In January, she tweeted her opinion about the verse, saying he "shouldn't have spent the last 3 yrs having friendly convos and taking pictures together at events etc if those were his feelings."

Macklemore told Billboard that he has not talked to Iggy to make things right. 

Isaac Brekken/Getty Images for Clear Channel

He also said he was actually "implicating" himself on that verse.

"I don't think people understood that I'm in my own head [saying], 'You're Miley, you're Elvis, you're Iggy Azalea'—I'm talking about myself," he said.

"For me, that second verse is unpacking," he had told Rolling Stone in January. "It's an unpacking moment of internalized criticism and self-doubt, and 'What have I done,' and letting the criticism infiltrate who I am. 'Why am I insecure at a protest?' And I think that people get put into boxes, and the conversation around cultural appropriation—I was at the forefront of that, rightfully so.
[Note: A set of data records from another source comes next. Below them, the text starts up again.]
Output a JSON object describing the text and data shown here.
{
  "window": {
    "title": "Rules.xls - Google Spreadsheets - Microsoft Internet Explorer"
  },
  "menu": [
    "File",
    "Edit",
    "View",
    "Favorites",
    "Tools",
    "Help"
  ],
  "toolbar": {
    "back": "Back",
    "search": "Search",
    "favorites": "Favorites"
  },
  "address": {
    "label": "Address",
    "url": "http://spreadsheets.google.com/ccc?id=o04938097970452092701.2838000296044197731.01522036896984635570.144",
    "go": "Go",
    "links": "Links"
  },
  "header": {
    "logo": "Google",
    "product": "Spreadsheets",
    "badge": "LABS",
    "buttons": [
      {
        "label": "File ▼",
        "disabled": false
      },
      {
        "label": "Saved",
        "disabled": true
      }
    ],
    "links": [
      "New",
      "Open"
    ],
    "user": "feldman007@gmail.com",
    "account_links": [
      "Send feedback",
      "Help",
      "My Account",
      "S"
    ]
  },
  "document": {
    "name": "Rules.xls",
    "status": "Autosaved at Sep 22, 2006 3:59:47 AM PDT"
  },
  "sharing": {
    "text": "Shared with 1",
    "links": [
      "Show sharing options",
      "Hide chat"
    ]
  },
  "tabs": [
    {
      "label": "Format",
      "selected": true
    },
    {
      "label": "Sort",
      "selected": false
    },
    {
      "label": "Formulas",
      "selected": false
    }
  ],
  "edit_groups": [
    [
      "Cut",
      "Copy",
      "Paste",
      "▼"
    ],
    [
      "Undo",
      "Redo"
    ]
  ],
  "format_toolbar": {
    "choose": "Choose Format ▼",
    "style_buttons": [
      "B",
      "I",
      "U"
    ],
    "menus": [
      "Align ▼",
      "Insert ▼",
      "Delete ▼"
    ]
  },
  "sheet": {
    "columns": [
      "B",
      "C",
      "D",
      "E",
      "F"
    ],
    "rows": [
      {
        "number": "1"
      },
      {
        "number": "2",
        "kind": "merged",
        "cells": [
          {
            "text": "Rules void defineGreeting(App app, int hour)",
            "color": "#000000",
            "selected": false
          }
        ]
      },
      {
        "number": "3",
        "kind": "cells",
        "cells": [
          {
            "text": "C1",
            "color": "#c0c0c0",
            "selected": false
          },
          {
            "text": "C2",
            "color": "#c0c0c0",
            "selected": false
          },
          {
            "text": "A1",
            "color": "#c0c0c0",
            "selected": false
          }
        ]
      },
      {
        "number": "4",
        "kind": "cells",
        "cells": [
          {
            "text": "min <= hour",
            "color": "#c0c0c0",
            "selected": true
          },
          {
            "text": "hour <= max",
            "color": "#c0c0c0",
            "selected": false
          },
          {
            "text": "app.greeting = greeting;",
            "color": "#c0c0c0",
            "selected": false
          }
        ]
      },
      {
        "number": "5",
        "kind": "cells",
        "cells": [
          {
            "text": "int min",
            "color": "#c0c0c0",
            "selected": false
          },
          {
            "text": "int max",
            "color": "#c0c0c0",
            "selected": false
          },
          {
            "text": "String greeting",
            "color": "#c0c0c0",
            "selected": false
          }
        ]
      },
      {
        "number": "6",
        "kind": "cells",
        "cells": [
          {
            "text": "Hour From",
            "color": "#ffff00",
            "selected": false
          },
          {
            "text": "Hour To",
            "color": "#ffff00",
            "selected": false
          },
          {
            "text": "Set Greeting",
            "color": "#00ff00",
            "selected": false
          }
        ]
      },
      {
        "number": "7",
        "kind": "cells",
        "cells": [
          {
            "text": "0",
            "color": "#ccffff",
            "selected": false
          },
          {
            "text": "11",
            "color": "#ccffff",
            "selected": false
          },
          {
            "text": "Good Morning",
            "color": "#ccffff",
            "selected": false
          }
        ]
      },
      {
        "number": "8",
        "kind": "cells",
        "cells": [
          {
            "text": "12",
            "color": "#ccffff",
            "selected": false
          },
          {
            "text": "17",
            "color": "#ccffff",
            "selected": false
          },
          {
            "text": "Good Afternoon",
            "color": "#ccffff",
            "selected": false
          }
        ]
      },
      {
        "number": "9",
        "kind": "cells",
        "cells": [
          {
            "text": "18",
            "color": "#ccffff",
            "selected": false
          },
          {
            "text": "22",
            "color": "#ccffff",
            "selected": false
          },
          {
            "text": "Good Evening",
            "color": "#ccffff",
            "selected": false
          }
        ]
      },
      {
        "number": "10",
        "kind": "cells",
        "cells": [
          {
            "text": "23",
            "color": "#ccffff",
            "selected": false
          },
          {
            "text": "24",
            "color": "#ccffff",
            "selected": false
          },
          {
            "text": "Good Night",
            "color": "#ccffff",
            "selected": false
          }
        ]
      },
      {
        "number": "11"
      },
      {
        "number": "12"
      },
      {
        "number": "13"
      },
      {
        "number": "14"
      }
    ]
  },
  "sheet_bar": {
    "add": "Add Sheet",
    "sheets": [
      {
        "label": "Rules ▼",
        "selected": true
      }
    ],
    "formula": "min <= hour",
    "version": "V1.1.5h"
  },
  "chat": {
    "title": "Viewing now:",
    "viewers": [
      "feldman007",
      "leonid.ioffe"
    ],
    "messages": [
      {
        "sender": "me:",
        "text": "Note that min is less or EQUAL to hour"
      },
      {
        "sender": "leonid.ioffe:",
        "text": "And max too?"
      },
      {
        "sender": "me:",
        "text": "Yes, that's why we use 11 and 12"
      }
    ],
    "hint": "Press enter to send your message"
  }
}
And that conversation also included Miley Cyrus and Iggy Azalea, and that's why their names are on the record."

Macklemore also talked to Billboard about racism. In 2014, he joined thousands of people who marched to protest a grand jury's decision not to indict white former Ferguson, Mo. police officer Darren Wilson for the killing of Michael Brown, a black unarmed 18-year-old man.

Macklemore said he and Lewis attended a six-month informal seminar on race, taught by the latter's former University of Washington thesis adviser, Georgia Roberts.

"The night of the non-indictment was the biggest one in terms of realizing I had been silent [about racism] out of fear," Macklemore told Billboard. "I had been silent out of not wanting to mess up, out of a fear of saying the wrong thing. If I said the wrong thing, that would be a bigger story than me supporting it."